In Greenfield, Medco subsidiary Accredo Health Group, Inc., a specialty pharmacy focused on hemophilia patients donated several hundred thousand dollars to hemophilia-related charities in exchange for recognition as an “approved” provider that provides “the highest quality of care” and links from the charities’ websites along with an admonition to visitors to “[r]emember to work with our” approved providers. Greenfield, Slip Op. at 5. Later on, the charities provided their “treatment centers with lists identifying [approved] specialty pharmacies,” including Accredo. Id.
Thus, Accredo’s hundreds of thousands of dollars in “charitable donations” induced trusted patient-focused charities to recommend Accredo’s services to the vulnerable populations they served. This is precisely the corruption of trust that the AKS prohibits, nor was there any dispute in Greenfield that this arrangement violated the AKS.

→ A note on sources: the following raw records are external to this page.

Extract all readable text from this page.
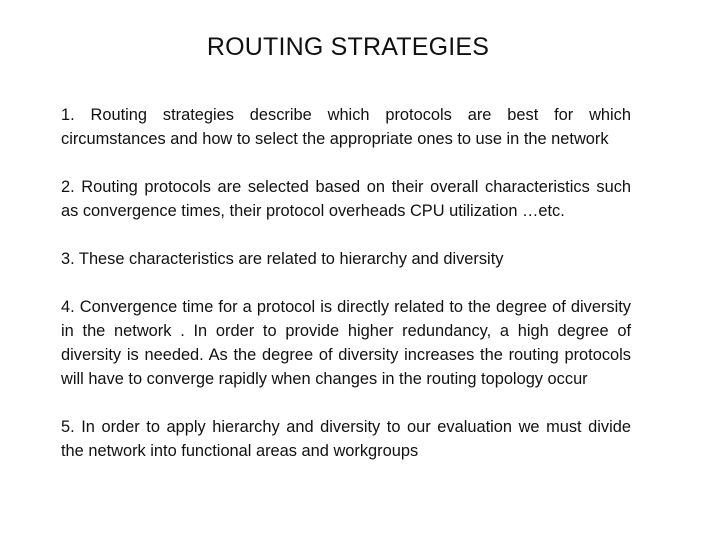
ROUTING STRATEGIES

1. Routing strategies describe which protocols are best for which circumstances and how to select the appropriate ones to use in the network

2. Routing protocols are selected based on their overall characteristics such as convergence times, their protocol overheads CPU utilization …etc.

3. These characteristics are related to hierarchy and diversity

4. Convergence time for a protocol is directly related to the degree of diversity in the network . In order to provide higher redundancy, a high degree of diversity is needed. As the degree of diversity increases the routing protocols will have to converge rapidly when changes in the routing topology occur

5. In order to apply hierarchy and diversity to our evaluation we must divide the network into functional areas and workgroups
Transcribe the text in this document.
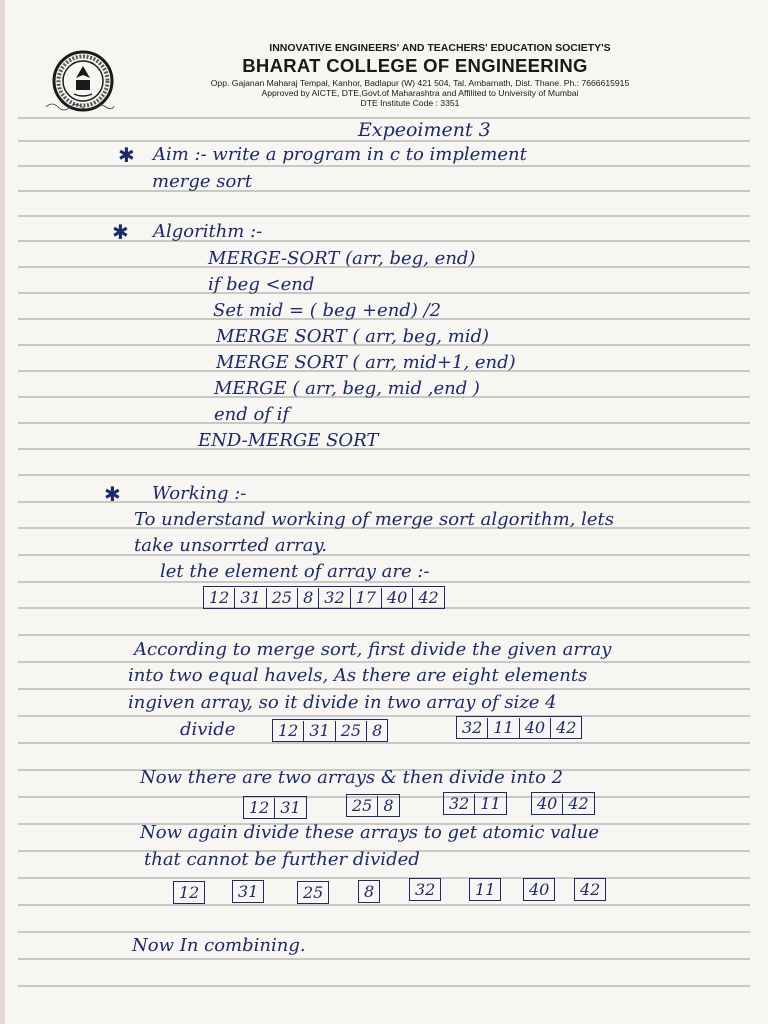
INNOVATIVE ENGINEERS' AND TEACHERS' EDUCATION SOCIETY'S
BHARAT COLLEGE OF ENGINEERING
Opp. Gajanan Maharaj Tempal, Kanhor, Badlapur (W) 421 504, Tal. Ambarnath, Dist. Thane. Ph.: 7666615915
Approved by AICTE, DTE,Govt.of Maharashtra and Affilited to University of Mumbai
DTE Institute Code : 3351
Expeoiment 3
✱ Aim :- write a program in c to implement
merge sort
✱ Algorithm :-
MERGE-SORT (arr, beg, end)
if beg <end
Set mid = ( beg +end) /2
MERGE SORT ( arr, beg, mid)
MERGE SORT ( arr, mid+1, end)
MERGE ( arr, beg, mid ,end )
end of if
END-MERGE SORT
✱ Working :-
To understand working of merge sort algorithm, lets
take unsorrted array.
let the element of array are :-
12 31 25 8 32 17 40 42
According to merge sort, first divide the given array
into two equal havels, As there are eight elements
ingiven array, so it divide in two array of size 4
divide	12 31 25 8	32 11 40 42
Now there are two arrays & then divide into 2
12 31	25 8	32 11	40 42
Now again divide these arrays to get atomic value
that cannot be further divided
12	31	25	8	32	11	40	42
Now In combining.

The only question was which claims “resulted” from the kickback arrangement. The district court concluded that “resulted” means “caused” and held that a plaintiff must provide “some evidence” that federal beneficiaries “chose [the good or service] because of” the kickbacks. Greenfield, 223 F.Supp.3d at 230. In other words, a plaintiff would have to produce evidence regarding the subjective intent of the patients.
Subsequently on appeal, the U.S. Government filed an amicus brief arguing that this requirement misstated the law. Reviewing the statutory text and legislative history, the Third Circuit agreed with the Government and Plaintiff that nothing “requires a plaintiff to show that a kickback directly influenced a patient’s decision to use a particular medical provider.” Greenfield, Slip Op. at 18.
While “a ‘link’ is required” to establish that kickbacks “cause” false claims, the appeals court’s analysis makes clear that the link may be quite broad. Id. Therefore, in the context of Greenfield, that meant only that the plaintiff must produce some evidence that patients who utilized Accredo’s services had been exposed to the charities’ recommendations. Id. at 21.
The plaintiff, however, offered no evidence whatsoever of any link, relying on the mere fact that Accredo submitted claims during the same time period that it paid kickbacks. The Third Circuit recognized that the outcome would have been different with appropriate evidence. Evidence, for example, “that any of Accredo’s 24 federally insured patients viewed [the] approved provider list or that [the charities] referred the federally insured patients to Accredo through some other means” or even that “federally insured patients were members of [of the charities] and thus recipients of [the] communications.” Id.
Thus Greenfield does not in any way suggest the need to show a heightened link between kickbacks and the resulting claims. Indeed, Greenfield appears to make no change when false claims result from a medical professionals referrals under “A prohibitions” and illustrates the breadth of kickback arrangements that give rise to False Claims Act liability.